For sale: picture of city jeweller’s home

A TRANQUIL Victorian oil painting with a fascinating Sheffield link is for sale from a West End art dealer – priced at more than 150,000.

The 14x9 inch moonlit view is of Yew Court, which in the early 1900s was home to retired watchmaker and jeweller William Tingle Brown.

Tingle Brown was so well-off he retired in his early 30s, having spent his 20s helping to run his family’s watchmaking and jewellery business in High Street, Sheffield, with younger brother Edward and sisters Charlotte and Ann.

By 1881, when he was 35, Tingle Brown described himself as a ‘retired jeweller’ living in a house called Oaklands – possibly on Collegiate Crescent, off Ecclesall Road – in Sheffield, with wife Jane, 39, and daughter Edith, one. His sister Fanny, 21, and two live-in servants – Emily and Alice Tudbury, 19 and 25 – lived with them.

Sadly, between 1881 and 1891, Jane died – and by the next Census in 1901 Tingle Brown had remarried. Still ‘living on own means’ he was then 53 and second wife, Clara, was 38. He, Clara, and Edith, by then 21, had moved to Yew Court in Scalby, near Scarborough, with three live-in servants.

The picture of their home had been produced some time in the 1870s by artist John Atkinson Grimshaw, who painted at least three pictures of the property. One is owned by Scarborough Art Gallery.

The picture for sale is offered by London dealers MacConnal-Mason, whose chairman David Mason is a former Antiques Roadshow expert and a close friend of Andrew Lloyd Webber. Lord Lloyd Webber is known to own 14 paintings by Grimshaw, who specialised in moonlit views.

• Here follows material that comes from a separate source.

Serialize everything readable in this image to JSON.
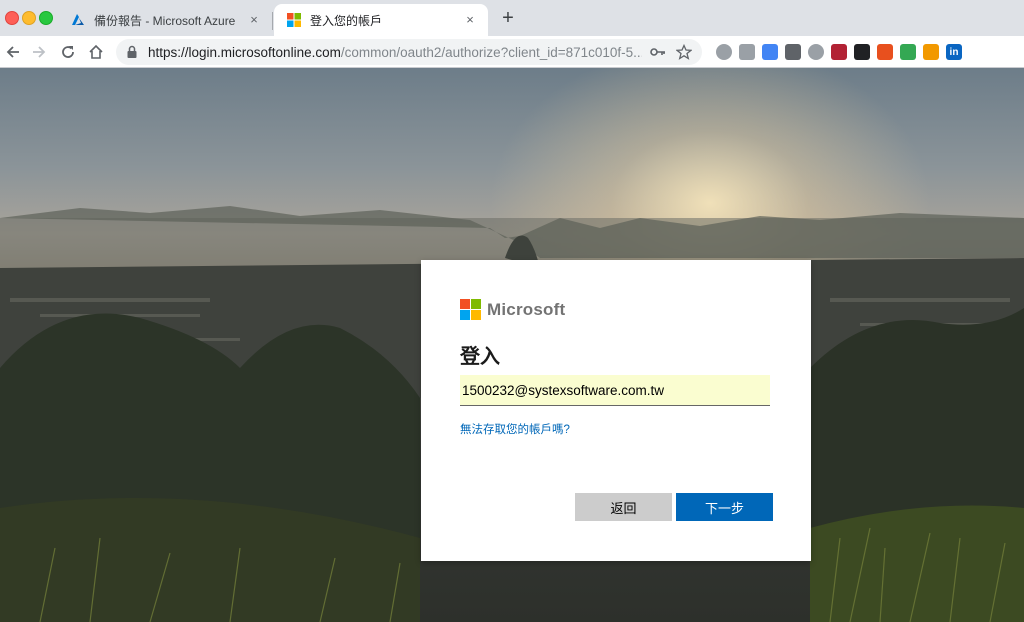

A spokesman for the dealers said: “Grimshaw portrays the house and high street by the bright silvery moonlight of a full moon as a mother and child make their way home.

“It is a beautifully observed scene, the mother tilting her head towards the child as they converse holding hands.

“The light from the unseen moon gleams on the windows and bathes the road and garden walls. It is a particularly serene and tranquil scene, characterised by Grimshaw’s extraordinarily detailed technique, unique quality of light and acute observation.”